As part of Dubai Art Season, a project by Dubai Culture & Arts Authority has transformed four blue and grey trains into canvasses for artists to display their work. Complete with a hashtag, #artmetro can also be enjoyed online with excited social media users sharing photos when they catch a glimpse of one of the carriages.
The first, high-profile image to adorn a train was a compilation of shots of Dubai by keen photographer and Crown Prince of Dubai, Sheikh Hamdan bin Mohammed. As the weeks rolled by and more trains were wrapped in work by international artists such as Abdul Qader Al Rais, Safwan Dahoul and Rachid Koraichi, one of the initial intentions - to bring art and culture closer to the community - was achieved.
This project aims to take art closer to the community and highlights the cultural soul of our city
It’s a simple, effective way of answering the charge that art too often exists in a cultural vacuum, enjoyed by the few in the rarified surroundings of a gallery. But then, the idea of the mural on the move isn’t new. It goes back to New York’s subway trains of the 1970s and 1980s, when day-glo graffiti became synonymous with cutting-edge hip-hop culture.

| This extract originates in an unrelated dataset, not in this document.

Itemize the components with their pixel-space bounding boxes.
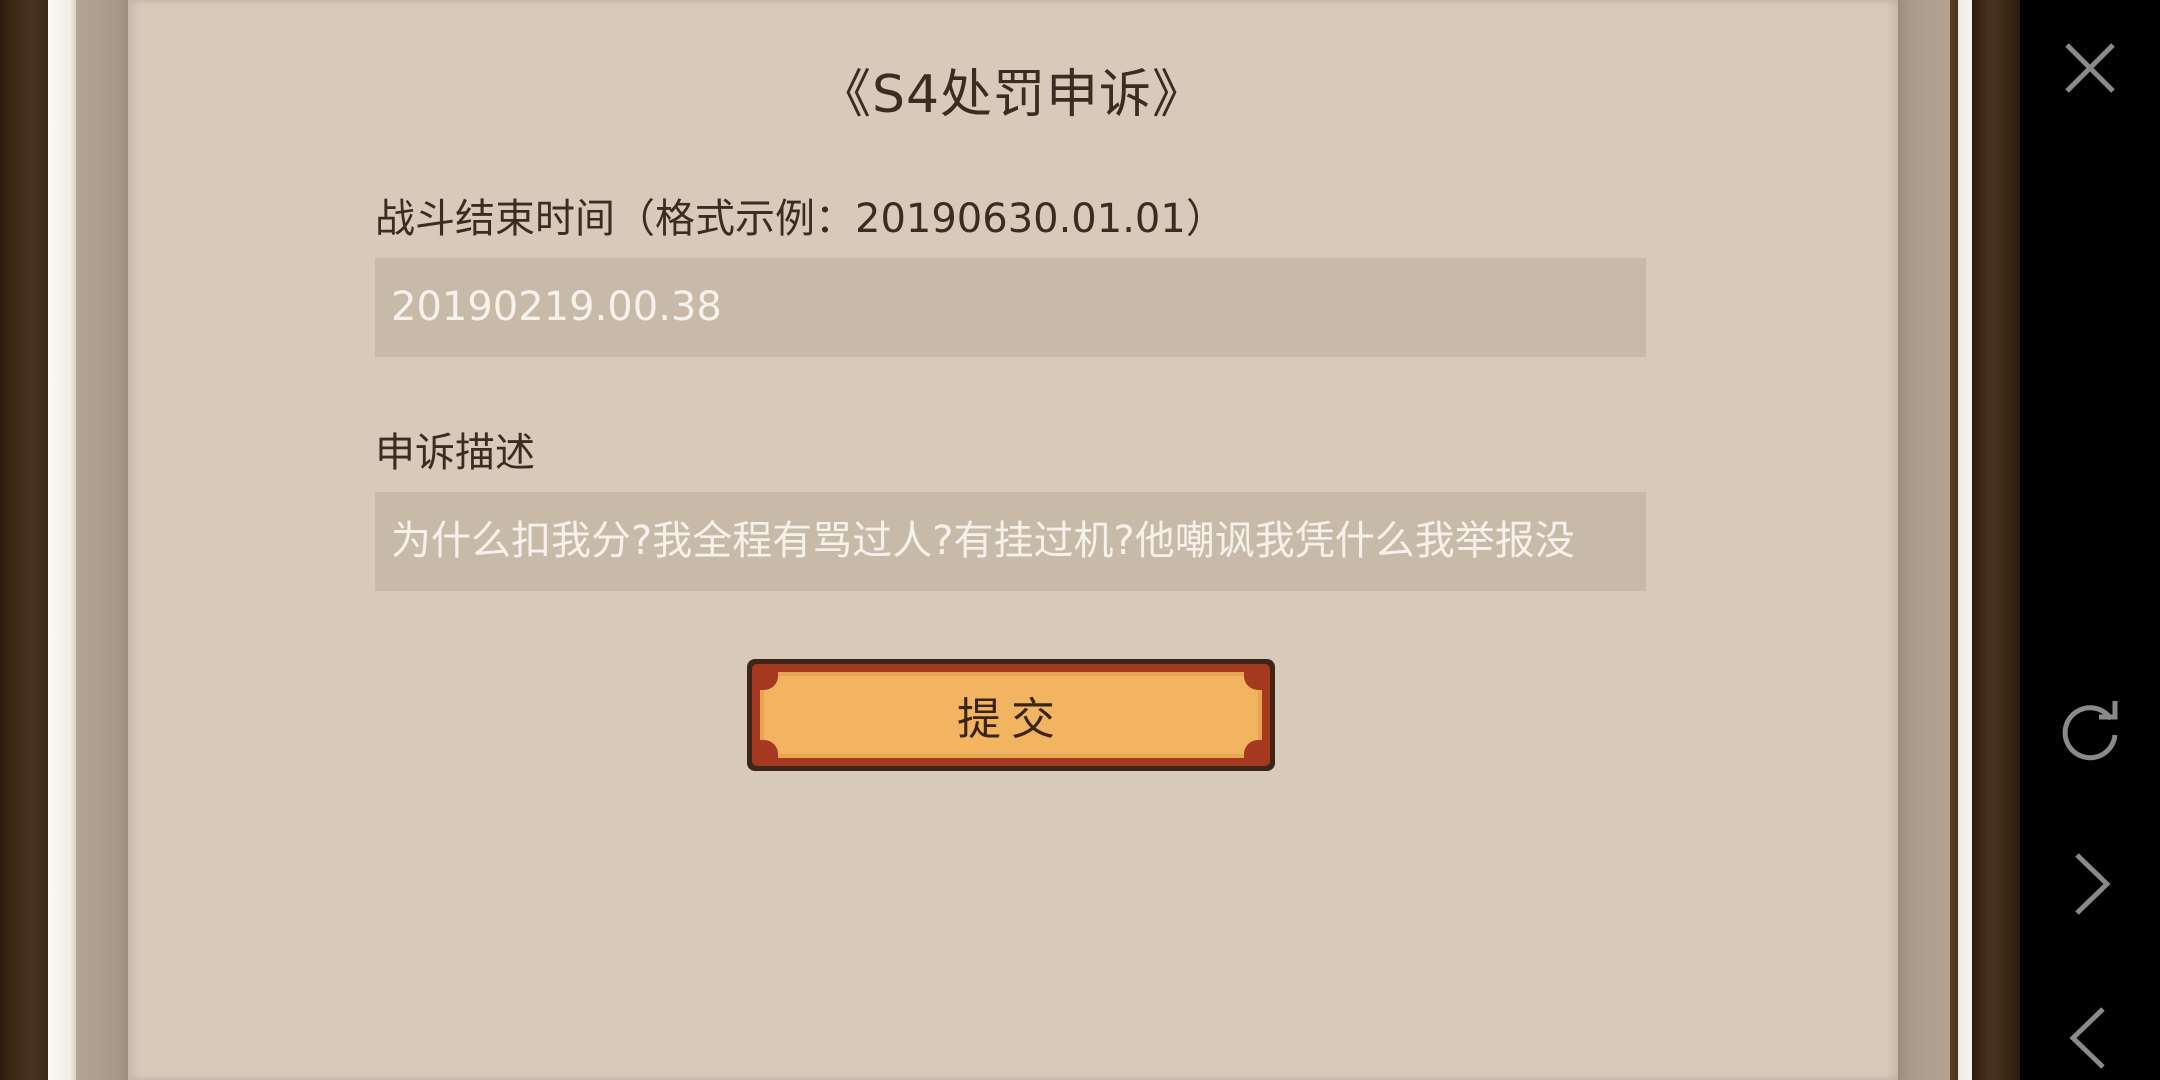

Though this illegal artwork was quickly removed, the sense of possibility that public art offered was not lost on the tastemakers who drove modern cities forward. By 2007, carriages on London’s Piccadilly line were wrapped in a design by American graphic artist Jim Isermann as part of Art On The Underground, an ongoing initiative to “create an environment...to enhance and enrich the journeys of the passengers that are its audience”.
The programme in London also provides poster and billboard spaces for young artists; the stations often act as mini-galleries, resplendent with murals and tile designs. Similarly, the metro stations of Paris are sometimes attractions in themselves. The stunning retro-futurist interior of the Arts et Metiers stop is designed by Belgian comic artist Francois Schuiten and draws inspiration from science fiction novels. Meanwhile, Stockholm’s underground system is marketed as ‘the longest art gallery in the world'.
Back in Dubai, His Highness Sheikh Mohammed Bin Rashid Al Maktoum has instructed the transformation of six metro stations into spaces exhibiting artistic, cultural and creative works that celebrate the UAE heritage, traditions and culture.
The inference, then, is clear. A passenger network that's enlivening to look at and use says more about the aspirations of a city than dull trains and identikit stations. As HE Abdul Rahman Al Owais, Chair of Dubai Culture said: “This project aims to take art closer to the community and highlights the cultural soul of our city.”
Artists are keen to display their work in public spaces. Cities want to increase their cultural profile. Commuters and visitors are desperate to have their journeys made more interesting, even for a passing moment. It’s no wonder public transport networks are becoming genuine museums of metro-politan art.